Deuxième sens de modèle qu’on pourrait retenir c’est le modèle au sens normatif du terme, il va
justifier le rejet de la passion. Lucrèce pose deux choses : le désir est pleinement lié au processus
classique de compensation des pertes. Jean Salem dit ça, notamment dans Lucrèce et l’éthique.
L’idée serait que le bon désir serait celui efficace dans la remplissons, celui qui produit un
remplissage du corps physiquement. La passion serait alors inefficace sous ce regard. Et alors les
simulacres ? ils sont matériels comme tous les autres choses, mais pourquoi ils ne remplissent pas
le corps ? le deuxième point c’est que le critère d’évaluation d’efficacité des désirs c’est avant tout
le corps. Rien n’est donné au corps, le problème de la passion serait ça, elle oublie que le corps est
le critère d’évaluation. Seul le corps peut évaluer l’efficacité et donner des limites au désir. Texte
16 ce qui est inutile pour le corps doit être jugé inutile pour l’esprit. Trois problèmes centraux de la
passion : 1 on se détournerait du corps au profit du bien extérieur, passage donc d’une logique de
la réplétion à une logique de la possession. Dans ce passage on perdrait la notion de limite
essentielle à la maitrise du désir et au même temps la connaissance vraie du plaisir. Texte 17. 2
problème l’esprit continue à prendre comme repères des repères extérieurs au corps, au lieu de
prendre le corps et la sensation comme critères. Texte 18 l’opinion plutôt que la sensation comme
critère, en latin est plus forte qu’en français. On perd le critère originaire d’évaluation. Troisième
problème de la passion : l’oubli par l’esprit du corps, l’esprit en en faute. Ce modèle lui permet de
résoudre le problème du rejet éthique de la passion, il donnerait en cela un fondement à l’éthique
de désirs que propose Epicure. Ils restent quand-même trois problèmes : le premier : rapport
entre biens de l’esprit et biens du corps. Est-ce qu’on peut penser une autonomie des biens de
l’esprit ou ils dépendent entièrement du corps ? Epicure semble bien accepter une autonomie des
biens de l’esprit. Lucrèce est-il plus radical de son maitre ? 2 problème : jugement sur la question
du progrès de la société, la société semble produire des biens qui s’éloignent vraiment de la
nature, socle parfait du développement des passions : le progrès est à la fois nécessaire à la
condition humaine et à la fois une source du développement des passions, le principal fautif.

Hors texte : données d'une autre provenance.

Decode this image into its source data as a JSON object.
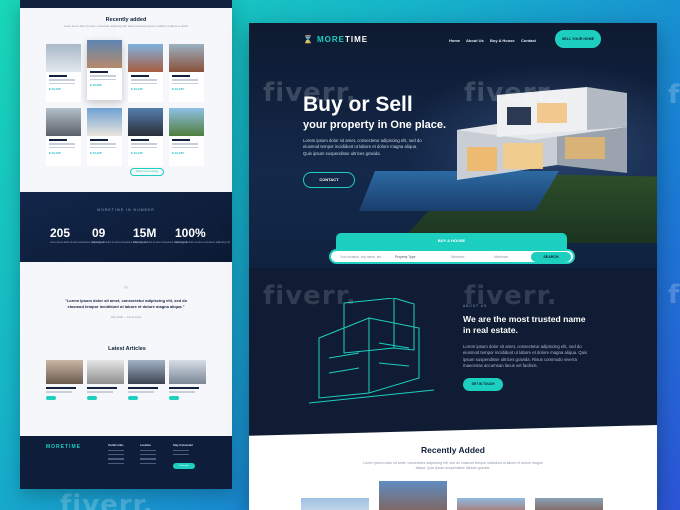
{
  "watermark": "fiverr.",
  "left_page": {
    "recently_added": {
      "title": "Recently added",
      "subtitle": "Lorem ipsum dolor sit amet, consectetur adipiscing elit, sed do eiusmod tempor incididunt ut labore et dolore",
      "prices": [
        "$ 13,125",
        "$ 15,525",
        "$ 13,125",
        "$ 13,125",
        "$ 13,125",
        "$ 13,125",
        "$ 13,125",
        "$ 13,125"
      ],
      "button": "Show more Listings"
    },
    "stats": {
      "caption": "MORETIME IN NUMBER",
      "items": [
        {
          "value": "205",
          "label": "Lorem ipsum dolor sit amet consectetur adipiscing elit"
        },
        {
          "value": "09",
          "label": "Lorem ipsum dolor sit amet consectetur adipiscing elit"
        },
        {
          "value": "15M",
          "label": "Lorem ipsum dolor sit amet consectetur adipiscing elit"
        },
        {
          "value": "100%",
          "label": "Lorem ipsum dolor sit amet consectetur adipiscing elit"
        }
      ]
    },
    "testimonial": {
      "text": "\"Lorem ipsum dolor sit amet, consectetur adipiscing elit, sed do eiusmod tempor incididunt ut labore et dolore magna aliqua.\"",
      "author": "John Smith — Lorem Ipsum"
    },
    "articles": {
      "title": "Latest Articles"
    },
    "footer": {
      "brand": "MORETIME",
      "col1": "Useful Links",
      "col2": "Location",
      "col3": "Stay Connected",
      "subscribe": "Subscribe"
    }
  },
  "header": {
    "logo": {
      "icon": "hourglass-icon",
      "prefix": "MORE",
      "suffix": "TIME"
    },
    "nav": [
      "Home",
      "About Us",
      "Buy A House",
      "Contact"
    ],
    "cta": "SELL YOUR HOME"
  },
  "hero": {
    "title": "Buy or Sell",
    "subtitle": "your property in One place.",
    "text": "Lorem ipsum dolor sit amet, consectetur adipiscing elit, sed do eiusmod tempor incididunt ut labore et dolore magna aliqua. Quis ipsum suspendisse ultrices gravida.",
    "button": "CONTACT"
  },
  "search": {
    "tab": "BUY A HOUSE",
    "location_placeholder": "Your location, city name, etc.",
    "type": "Property Type",
    "min": "Minimum",
    "max": "Maximum",
    "button": "SEARCH"
  },
  "about": {
    "caption": "ABOUT US",
    "heading": "We are the most trusted name in real estate.",
    "text": "Lorem ipsum dolor sit amet, consectetur adipiscing elit, sed do eiusmod tempor incididunt ut labore et dolore magna aliqua. Quis ipsum suspendisse ultrices gravida. Risus commodo viverra maecenas accumsan lacus vel facilisis.",
    "button": "GET IN TOUCH"
  },
  "recent": {
    "title": "Recently Added",
    "subtitle": "Lorem ipsum dolor sit amet, consectetur adipiscing elit, sed do eiusmod tempor incididunt ut labore et dolore magna aliqua. Quis ipsum suspendisse ultrices gravida."
  },
  "colors": {
    "accent": "#1ccfbf",
    "navy": "#0f1c33",
    "background_gradient_start": "#19d8b8",
    "background_gradient_end": "#2d55d8"
  }
}
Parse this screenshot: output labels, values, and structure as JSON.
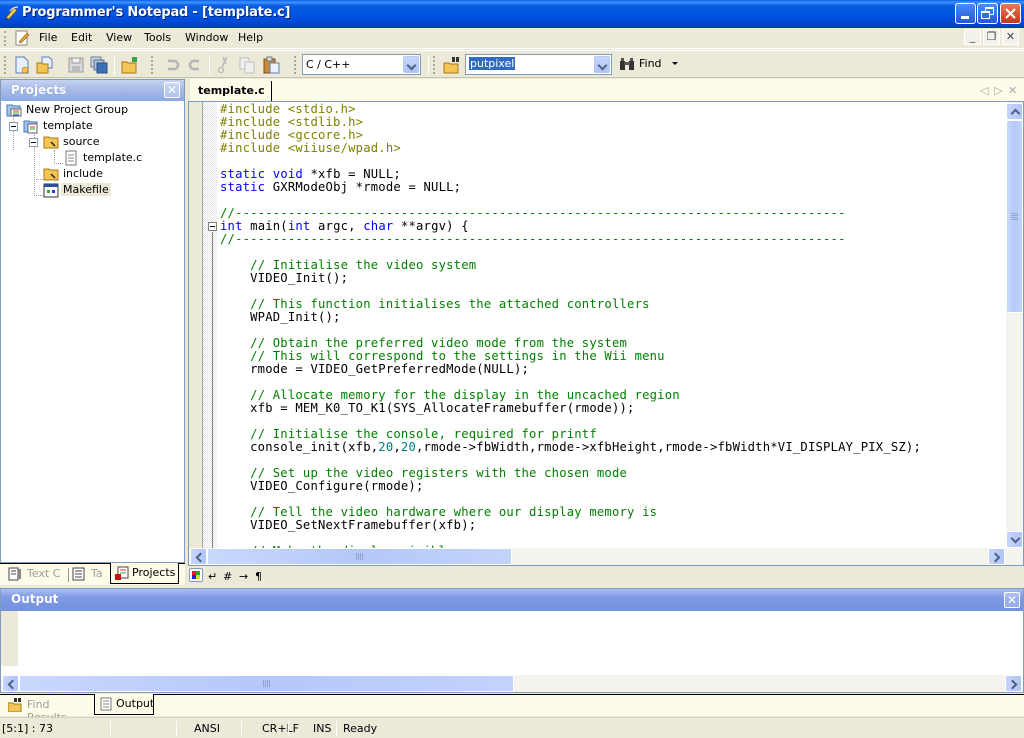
{
  "window": {
    "title": "Programmer's Notepad - [template.c]",
    "controls": {
      "minimize": "minimize",
      "maximize": "restore",
      "close": "close"
    }
  },
  "menubar": {
    "items": [
      "File",
      "Edit",
      "View",
      "Tools",
      "Window",
      "Help"
    ],
    "mdi_controls": [
      "_",
      "❐",
      "✕"
    ]
  },
  "toolbar": {
    "buttons": [
      "new-file",
      "open-file",
      "save",
      "save-all",
      "open-project",
      "undo",
      "redo",
      "cut",
      "copy",
      "paste"
    ],
    "scheme_select": {
      "value": "C / C++"
    },
    "find_input": {
      "value": "putpixel"
    },
    "find_button": "Find"
  },
  "projects_panel": {
    "title": "Projects",
    "close": "✕",
    "tree": [
      {
        "label": "New Project Group",
        "icon": "project-group-icon",
        "level": 0
      },
      {
        "label": "template",
        "icon": "project-icon",
        "level": 1,
        "expanded": true
      },
      {
        "label": "source",
        "icon": "folder-icon",
        "level": 2,
        "expanded": true
      },
      {
        "label": "template.c",
        "icon": "file-icon",
        "level": 3
      },
      {
        "label": "include",
        "icon": "folder-icon",
        "level": 2
      },
      {
        "label": "Makefile",
        "icon": "makefile-icon",
        "level": 2,
        "selected": true
      }
    ],
    "tabs": [
      {
        "label": "Text C",
        "active": false
      },
      {
        "label": "Ta",
        "active": false
      },
      {
        "label": "Projects",
        "active": true
      }
    ]
  },
  "editor": {
    "tab": "template.c",
    "lines": [
      [
        {
          "t": "#include <stdio.h>",
          "c": "pp"
        }
      ],
      [
        {
          "t": "#include <stdlib.h>",
          "c": "pp"
        }
      ],
      [
        {
          "t": "#include <gccore.h>",
          "c": "pp"
        }
      ],
      [
        {
          "t": "#include <wiiuse/wpad.h>",
          "c": "pp"
        }
      ],
      [],
      [
        {
          "t": "static",
          "c": "kw"
        },
        {
          "t": " "
        },
        {
          "t": "void",
          "c": "kw"
        },
        {
          "t": " *xfb = NULL;"
        }
      ],
      [
        {
          "t": "static",
          "c": "kw"
        },
        {
          "t": " GXRModeObj *rmode = NULL;"
        }
      ],
      [],
      [
        {
          "t": "//---------------------------------------------------------------------------------",
          "c": "cm"
        }
      ],
      [
        {
          "t": "int",
          "c": "kw"
        },
        {
          "t": " main("
        },
        {
          "t": "int",
          "c": "kw"
        },
        {
          "t": " argc, "
        },
        {
          "t": "char",
          "c": "kw"
        },
        {
          "t": " **argv) {"
        }
      ],
      [
        {
          "t": "//---------------------------------------------------------------------------------",
          "c": "cm"
        }
      ],
      [],
      [
        {
          "t": "    "
        },
        {
          "t": "// Initialise the video system",
          "c": "cm"
        }
      ],
      [
        {
          "t": "    VIDEO_Init();"
        }
      ],
      [],
      [
        {
          "t": "    "
        },
        {
          "t": "// This function initialises the attached controllers",
          "c": "cm"
        }
      ],
      [
        {
          "t": "    WPAD_Init();"
        }
      ],
      [],
      [
        {
          "t": "    "
        },
        {
          "t": "// Obtain the preferred video mode from the system",
          "c": "cm"
        }
      ],
      [
        {
          "t": "    "
        },
        {
          "t": "// This will correspond to the settings in the Wii menu",
          "c": "cm"
        }
      ],
      [
        {
          "t": "    rmode = VIDEO_GetPreferredMode(NULL);"
        }
      ],
      [],
      [
        {
          "t": "    "
        },
        {
          "t": "// Allocate memory for the display in the uncached region",
          "c": "cm"
        }
      ],
      [
        {
          "t": "    xfb = MEM_K0_TO_K1(SYS_AllocateFramebuffer(rmode));"
        }
      ],
      [],
      [
        {
          "t": "    "
        },
        {
          "t": "// Initialise the console, required for printf",
          "c": "cm"
        }
      ],
      [
        {
          "t": "    console_init(xfb,"
        },
        {
          "t": "20",
          "c": "num"
        },
        {
          "t": ","
        },
        {
          "t": "20",
          "c": "num"
        },
        {
          "t": ",rmode->fbWidth,rmode->xfbHeight,rmode->fbWidth*VI_DISPLAY_PIX_SZ);"
        }
      ],
      [],
      [
        {
          "t": "    "
        },
        {
          "t": "// Set up the video registers with the chosen mode",
          "c": "cm"
        }
      ],
      [
        {
          "t": "    VIDEO_Configure(rmode);"
        }
      ],
      [],
      [
        {
          "t": "    "
        },
        {
          "t": "// Tell the video hardware where our display memory is",
          "c": "cm"
        }
      ],
      [
        {
          "t": "    VIDEO_SetNextFramebuffer(xfb);"
        }
      ],
      [],
      [
        {
          "t": "    "
        },
        {
          "t": "// Make the display visible",
          "c": "cm"
        }
      ]
    ],
    "bottom_icons": [
      "color-scheme",
      "word-wrap",
      "line-numbers",
      "whitespace",
      "end-of-line"
    ],
    "bottom_glyphs": [
      "↵",
      "#",
      "→",
      "¶"
    ]
  },
  "output_panel": {
    "title": "Output",
    "close": "✕",
    "tabs": [
      {
        "label": "Find Results",
        "active": false
      },
      {
        "label": "Output",
        "active": true
      }
    ]
  },
  "statusbar": {
    "position": "[5:1] : 73",
    "blank": "",
    "encoding": "ANSI",
    "line_ending": "CR+LF",
    "mode": "INS",
    "status": "Ready"
  }
}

Troisième problème, plus éloigné, celui de la nature des dieux. Ils ne semblent même pas soumis
au processus de perte matérielle : ça veut dire qu’il n’y a pas de vide en eux ou bien que qu’ils
auraient un processus de compensation autre de leur perte ? on peut dans d’autres textes trouver
que les dieux semblent soumis au processus de perte et compensation.